Ese jueves, desde el Cerro Morado se acercaban.

Eran más de cuarenta.

El capitán –según pude saber–

sólo temía al tiempo de las lluvias

y a las enfermedades que provocan

las hembras de los indios.

Sus soldados

temían a la muerte.

Sin referirme a Tambo –cinco mil habitantes y

naranjas–

doce pueblos del río hicieron leña tras su filudo andar.

Fueron harto botín hombres y bestias.

Se acercaban.

Junto a las barbas de la ortiga gigante

cayeron un teniente y el cabo fusilero.

(El capitán

se había levantado de prisa, bien de mañana

para combatir a los rebeldes.

Y sin saber que había una emboscada,

marchó con la jauría hasta un lugar tenido por

seguro y discreto.

Y Héctor tendió la mano, y sus hombres

se alzaron con presteza.)

Y así,

cuando escaparon, carne enlatada y armas recogimos.
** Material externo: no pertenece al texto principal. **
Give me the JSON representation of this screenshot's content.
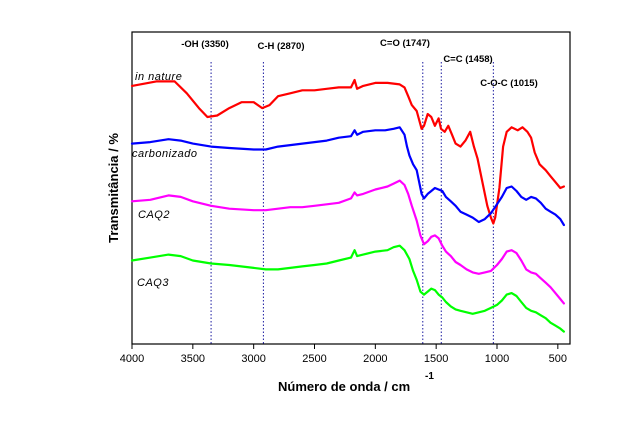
{
  "chart_data": {
    "type": "line",
    "xlabel": "Número de onda / cm",
    "xlabel_superscript": "-1",
    "ylabel": "Transmitância / %",
    "xlim": [
      4000,
      400
    ],
    "x_reversed": true,
    "ylim": [
      0,
      1
    ],
    "x_ticks": [
      4000,
      3500,
      3000,
      2500,
      2000,
      1500,
      1000,
      500
    ],
    "y_ticks_shown": false,
    "grid": false,
    "legend": "none",
    "annotations": [
      {
        "label": "-OH (3350)",
        "x": 3350
      },
      {
        "label": "C-H (2870)",
        "x": 2870
      },
      {
        "label": "C=O (1747)",
        "x": 1747
      },
      {
        "label": "C=C (1458)",
        "x": 1458
      },
      {
        "label": "C-O-C (1015)",
        "x": 1015
      }
    ],
    "reference_lines": [
      3350,
      2920,
      1610,
      1458,
      1030
    ],
    "series": [
      {
        "name": "in nature",
        "color": "#ff0000",
        "points": [
          [
            4000,
            0.845
          ],
          [
            3800,
            0.86
          ],
          [
            3650,
            0.86
          ],
          [
            3550,
            0.82
          ],
          [
            3450,
            0.77
          ],
          [
            3380,
            0.74
          ],
          [
            3300,
            0.745
          ],
          [
            3200,
            0.77
          ],
          [
            3100,
            0.79
          ],
          [
            3000,
            0.79
          ],
          [
            2930,
            0.77
          ],
          [
            2870,
            0.78
          ],
          [
            2800,
            0.81
          ],
          [
            2700,
            0.82
          ],
          [
            2600,
            0.83
          ],
          [
            2500,
            0.83
          ],
          [
            2400,
            0.835
          ],
          [
            2300,
            0.84
          ],
          [
            2200,
            0.84
          ],
          [
            2170,
            0.865
          ],
          [
            2150,
            0.835
          ],
          [
            2100,
            0.845
          ],
          [
            2000,
            0.855
          ],
          [
            1900,
            0.855
          ],
          [
            1800,
            0.85
          ],
          [
            1760,
            0.84
          ],
          [
            1730,
            0.81
          ],
          [
            1700,
            0.78
          ],
          [
            1660,
            0.76
          ],
          [
            1620,
            0.7
          ],
          [
            1600,
            0.71
          ],
          [
            1570,
            0.75
          ],
          [
            1540,
            0.74
          ],
          [
            1510,
            0.71
          ],
          [
            1480,
            0.735
          ],
          [
            1460,
            0.7
          ],
          [
            1430,
            0.69
          ],
          [
            1400,
            0.71
          ],
          [
            1370,
            0.68
          ],
          [
            1340,
            0.65
          ],
          [
            1300,
            0.64
          ],
          [
            1260,
            0.66
          ],
          [
            1220,
            0.69
          ],
          [
            1190,
            0.64
          ],
          [
            1160,
            0.6
          ],
          [
            1120,
            0.52
          ],
          [
            1080,
            0.44
          ],
          [
            1050,
            0.4
          ],
          [
            1030,
            0.38
          ],
          [
            1015,
            0.4
          ],
          [
            980,
            0.5
          ],
          [
            950,
            0.64
          ],
          [
            920,
            0.69
          ],
          [
            880,
            0.705
          ],
          [
            830,
            0.695
          ],
          [
            790,
            0.705
          ],
          [
            750,
            0.69
          ],
          [
            720,
            0.67
          ],
          [
            690,
            0.62
          ],
          [
            650,
            0.58
          ],
          [
            600,
            0.56
          ],
          [
            560,
            0.54
          ],
          [
            520,
            0.52
          ],
          [
            480,
            0.5
          ],
          [
            450,
            0.505
          ]
        ]
      },
      {
        "name": "carbonizado",
        "color": "#0000ff",
        "points": [
          [
            4000,
            0.65
          ],
          [
            3850,
            0.655
          ],
          [
            3700,
            0.665
          ],
          [
            3600,
            0.66
          ],
          [
            3500,
            0.65
          ],
          [
            3350,
            0.64
          ],
          [
            3200,
            0.635
          ],
          [
            3000,
            0.63
          ],
          [
            2900,
            0.63
          ],
          [
            2800,
            0.64
          ],
          [
            2700,
            0.645
          ],
          [
            2600,
            0.65
          ],
          [
            2500,
            0.655
          ],
          [
            2400,
            0.66
          ],
          [
            2300,
            0.67
          ],
          [
            2200,
            0.675
          ],
          [
            2170,
            0.695
          ],
          [
            2150,
            0.68
          ],
          [
            2100,
            0.69
          ],
          [
            2000,
            0.695
          ],
          [
            1920,
            0.695
          ],
          [
            1850,
            0.7
          ],
          [
            1800,
            0.705
          ],
          [
            1760,
            0.68
          ],
          [
            1740,
            0.64
          ],
          [
            1720,
            0.61
          ],
          [
            1690,
            0.58
          ],
          [
            1660,
            0.56
          ],
          [
            1620,
            0.48
          ],
          [
            1600,
            0.465
          ],
          [
            1570,
            0.48
          ],
          [
            1540,
            0.49
          ],
          [
            1510,
            0.5
          ],
          [
            1480,
            0.495
          ],
          [
            1450,
            0.49
          ],
          [
            1420,
            0.47
          ],
          [
            1380,
            0.455
          ],
          [
            1340,
            0.44
          ],
          [
            1300,
            0.42
          ],
          [
            1250,
            0.41
          ],
          [
            1200,
            0.4
          ],
          [
            1150,
            0.385
          ],
          [
            1100,
            0.395
          ],
          [
            1050,
            0.415
          ],
          [
            1000,
            0.445
          ],
          [
            960,
            0.47
          ],
          [
            920,
            0.5
          ],
          [
            880,
            0.505
          ],
          [
            840,
            0.49
          ],
          [
            800,
            0.47
          ],
          [
            760,
            0.46
          ],
          [
            720,
            0.47
          ],
          [
            680,
            0.465
          ],
          [
            640,
            0.45
          ],
          [
            600,
            0.43
          ],
          [
            560,
            0.42
          ],
          [
            520,
            0.41
          ],
          [
            480,
            0.395
          ],
          [
            450,
            0.375
          ]
        ]
      },
      {
        "name": "CAQ2",
        "color": "#ff00ff",
        "points": [
          [
            4000,
            0.455
          ],
          [
            3850,
            0.46
          ],
          [
            3700,
            0.475
          ],
          [
            3600,
            0.47
          ],
          [
            3500,
            0.455
          ],
          [
            3350,
            0.44
          ],
          [
            3200,
            0.43
          ],
          [
            3000,
            0.425
          ],
          [
            2900,
            0.425
          ],
          [
            2800,
            0.43
          ],
          [
            2700,
            0.435
          ],
          [
            2600,
            0.435
          ],
          [
            2500,
            0.44
          ],
          [
            2400,
            0.445
          ],
          [
            2300,
            0.45
          ],
          [
            2200,
            0.465
          ],
          [
            2170,
            0.485
          ],
          [
            2150,
            0.475
          ],
          [
            2100,
            0.48
          ],
          [
            2000,
            0.495
          ],
          [
            1900,
            0.505
          ],
          [
            1850,
            0.515
          ],
          [
            1800,
            0.525
          ],
          [
            1760,
            0.51
          ],
          [
            1730,
            0.48
          ],
          [
            1700,
            0.44
          ],
          [
            1660,
            0.39
          ],
          [
            1630,
            0.34
          ],
          [
            1600,
            0.31
          ],
          [
            1570,
            0.32
          ],
          [
            1540,
            0.335
          ],
          [
            1510,
            0.34
          ],
          [
            1480,
            0.33
          ],
          [
            1450,
            0.305
          ],
          [
            1420,
            0.285
          ],
          [
            1380,
            0.27
          ],
          [
            1340,
            0.25
          ],
          [
            1300,
            0.24
          ],
          [
            1250,
            0.225
          ],
          [
            1200,
            0.215
          ],
          [
            1150,
            0.21
          ],
          [
            1100,
            0.215
          ],
          [
            1050,
            0.22
          ],
          [
            1000,
            0.24
          ],
          [
            960,
            0.26
          ],
          [
            920,
            0.285
          ],
          [
            880,
            0.29
          ],
          [
            840,
            0.28
          ],
          [
            800,
            0.255
          ],
          [
            760,
            0.225
          ],
          [
            720,
            0.215
          ],
          [
            680,
            0.21
          ],
          [
            640,
            0.195
          ],
          [
            600,
            0.18
          ],
          [
            560,
            0.165
          ],
          [
            520,
            0.145
          ],
          [
            480,
            0.125
          ],
          [
            450,
            0.11
          ]
        ]
      },
      {
        "name": "CAQ3",
        "color": "#00ff00",
        "points": [
          [
            4000,
            0.255
          ],
          [
            3850,
            0.265
          ],
          [
            3700,
            0.275
          ],
          [
            3600,
            0.27
          ],
          [
            3500,
            0.255
          ],
          [
            3350,
            0.245
          ],
          [
            3200,
            0.24
          ],
          [
            3000,
            0.23
          ],
          [
            2900,
            0.225
          ],
          [
            2800,
            0.225
          ],
          [
            2700,
            0.23
          ],
          [
            2600,
            0.235
          ],
          [
            2500,
            0.24
          ],
          [
            2400,
            0.245
          ],
          [
            2300,
            0.255
          ],
          [
            2200,
            0.265
          ],
          [
            2170,
            0.29
          ],
          [
            2150,
            0.27
          ],
          [
            2100,
            0.275
          ],
          [
            2000,
            0.285
          ],
          [
            1900,
            0.29
          ],
          [
            1850,
            0.3
          ],
          [
            1800,
            0.305
          ],
          [
            1760,
            0.29
          ],
          [
            1720,
            0.26
          ],
          [
            1690,
            0.22
          ],
          [
            1660,
            0.19
          ],
          [
            1630,
            0.15
          ],
          [
            1600,
            0.14
          ],
          [
            1570,
            0.15
          ],
          [
            1540,
            0.16
          ],
          [
            1510,
            0.155
          ],
          [
            1480,
            0.14
          ],
          [
            1450,
            0.13
          ],
          [
            1420,
            0.115
          ],
          [
            1380,
            0.1
          ],
          [
            1340,
            0.09
          ],
          [
            1300,
            0.085
          ],
          [
            1250,
            0.08
          ],
          [
            1200,
            0.075
          ],
          [
            1150,
            0.08
          ],
          [
            1100,
            0.085
          ],
          [
            1050,
            0.095
          ],
          [
            1000,
            0.105
          ],
          [
            960,
            0.12
          ],
          [
            920,
            0.14
          ],
          [
            880,
            0.145
          ],
          [
            840,
            0.135
          ],
          [
            800,
            0.115
          ],
          [
            760,
            0.095
          ],
          [
            720,
            0.085
          ],
          [
            680,
            0.08
          ],
          [
            640,
            0.07
          ],
          [
            600,
            0.06
          ],
          [
            560,
            0.045
          ],
          [
            520,
            0.035
          ],
          [
            480,
            0.025
          ],
          [
            450,
            0.015
          ]
        ]
      }
    ]
  }
}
El capitán huía sobre sus propios muertos

abandonados al mordisco de las moscas.

No tuvimos heridos.

 

Los guerrilleros entierran sus latas de pescado,

recogen su fusil, callan, caminan.

Sin más bienes

que sus huesos y las armas, y a veces la duda como

grieta

en un campo de arcilla. También el miedo.

Y las negras raíces

y las buenas, y los hongos que engordan y aquellos

que dan muerte

ofreciéndose iguales.

Y la yerba y las arenas y el pantano

más altos cada vez en la ruta del Este, y los días

más largos cada vez

(y eso fue poco antes de las lluvias).

Y así lo hicieron tres noches con sus días.

Y llegados al río

decidieron esperar la mañana antes de atravesarlo.

 

“Wauqechay, hermanito, wauqechay,

es tu cansancio

largo como este día, wauqechay.

Verde arvejita verde,

wauqechay,

descansa en mi cocina,

verde arvejita verde,

wauqechay,

descansa en mi frazada y en mi sombra.”

Daniel, Ciro, Mariano, Edgardo El Viejo,

El Que Dudó Tres Días, Samuel llamado el Burro,

Héctor, Marcial, Ramiro,

qué angosto corazón, qué reino habitan.

 

Y ya ninguno pregunte sobre el peso

y la medida de

los hermanos muertos,

y ya nadie les guarde repugnancia o temor.